African influence on Brazilian culture. African influence

Moleque, okra, cornmeal, youngest and cornmeal. Cachaça, dengoso, delicacy, berimbau and maracatu. All these words in the Brazilian vocabulary are of African origin or refer to some practice developed by enslaved Africans who came to Brazil during the colonial period and imperial. They express the big african influence that exists in Brazilian culture.

The existence of slavery in Brazil for almost four hundred years, in addition to having constituted the basis of the material economy of Brazilian society, also influenced its cultural formation. The miscegenation between Africans, indigenous peoples and Europeans is the basis of population formation in Brazil. In this way, the African matrix of society has a cultural influence that goes beyond vocabulary.

The fact that African female slaves were responsible for the kitchen of plantations, farms and large houses in the countryside and the city allowed the spread of African influence in the food. Culinary examples of African influence are vatapá, acarajé, pamonha, mugunzá, caruru, okra and chayote. Spices were also brought from Africa, such as peppers, coconut milk and palm oil.

At the religious aspect Africans always sought to maintain their traditions according to the places from which they left the African continent. However, the need to adhere to Catholicism has led several groups of Africans to mix the African continent religions with European Christianity, a process known as syncretism religious. Examples of African religious participation are candomblé, umbanda, quimbanda and catimbó.

Some African religious deities linked to the forces of nature or everyday facts were brought closer to characters from Catholicism. For example, Iemanjá, who for some African ethnic groups is the goddess of water, in Brazil was represented by Our Lady. Xangô, the lord of lightning and storms, was represented by St. Jerome.

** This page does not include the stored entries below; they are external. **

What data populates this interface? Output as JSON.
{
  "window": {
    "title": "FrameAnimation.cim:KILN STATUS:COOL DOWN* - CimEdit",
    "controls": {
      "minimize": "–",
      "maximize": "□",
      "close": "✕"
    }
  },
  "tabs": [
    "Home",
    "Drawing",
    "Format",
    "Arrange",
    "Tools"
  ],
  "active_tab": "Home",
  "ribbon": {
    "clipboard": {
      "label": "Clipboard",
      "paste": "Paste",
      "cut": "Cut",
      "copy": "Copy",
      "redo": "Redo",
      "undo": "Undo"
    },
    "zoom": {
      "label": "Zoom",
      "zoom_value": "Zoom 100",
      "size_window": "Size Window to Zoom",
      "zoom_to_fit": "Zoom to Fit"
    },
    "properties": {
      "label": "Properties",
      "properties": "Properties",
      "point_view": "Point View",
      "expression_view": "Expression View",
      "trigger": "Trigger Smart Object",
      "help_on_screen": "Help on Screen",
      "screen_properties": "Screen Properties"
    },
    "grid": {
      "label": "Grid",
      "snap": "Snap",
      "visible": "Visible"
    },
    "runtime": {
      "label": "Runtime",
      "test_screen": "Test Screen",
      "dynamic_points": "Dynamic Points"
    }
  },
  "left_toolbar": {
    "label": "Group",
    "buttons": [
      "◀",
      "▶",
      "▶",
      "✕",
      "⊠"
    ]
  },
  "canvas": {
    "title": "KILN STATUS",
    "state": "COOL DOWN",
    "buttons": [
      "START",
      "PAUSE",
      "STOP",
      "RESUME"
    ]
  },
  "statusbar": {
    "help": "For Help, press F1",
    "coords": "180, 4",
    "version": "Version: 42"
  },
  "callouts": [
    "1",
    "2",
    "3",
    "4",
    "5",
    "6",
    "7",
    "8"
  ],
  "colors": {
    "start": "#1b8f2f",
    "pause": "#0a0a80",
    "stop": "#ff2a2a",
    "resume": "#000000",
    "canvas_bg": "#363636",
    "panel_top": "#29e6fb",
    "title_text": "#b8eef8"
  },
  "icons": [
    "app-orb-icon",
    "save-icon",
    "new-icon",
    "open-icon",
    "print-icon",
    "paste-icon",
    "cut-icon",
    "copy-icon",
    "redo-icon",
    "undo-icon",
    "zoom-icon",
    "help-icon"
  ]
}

The practice of capoeira is also an African cultural influence

Samba, afoxé, maracatu, congada, lundu and capoeira are examples of African influence in songthat remain until the present day. Urban popular music in Imperial Brazil had in slaves who worked as barbers in Salvador and Rio de Janeiro one of its richest expressions. Instrumentssuch as the tambourine, atabaque, cuíca, some types of flute, marimba and berimbau are also African heritages that are part of Brazilian culture. corners, like jongo, or dances, like the umbigada, are also cultural elements from Africans.

Historians like João José Reis even affirm that this culture of the black diaspora, this culture of Africans coming from the continent, characterized by optimism, courage, musicality and aesthetic and political daring, it was incomparable in the context of the so-called Civilization Western. As life in American lands was not easy, having to fight to survive, cultural creation “with the expression of freedom that black culture possesses” was “a double fight” to impress on Brazilian culture its influence.[1]

Note

[1] REIS, João José Reis. Slave Resistance in Bahia. “We can play, play and sing...”: slave protest in America. Revista Afro-Asia, nº 14, p. 107-108, 1983.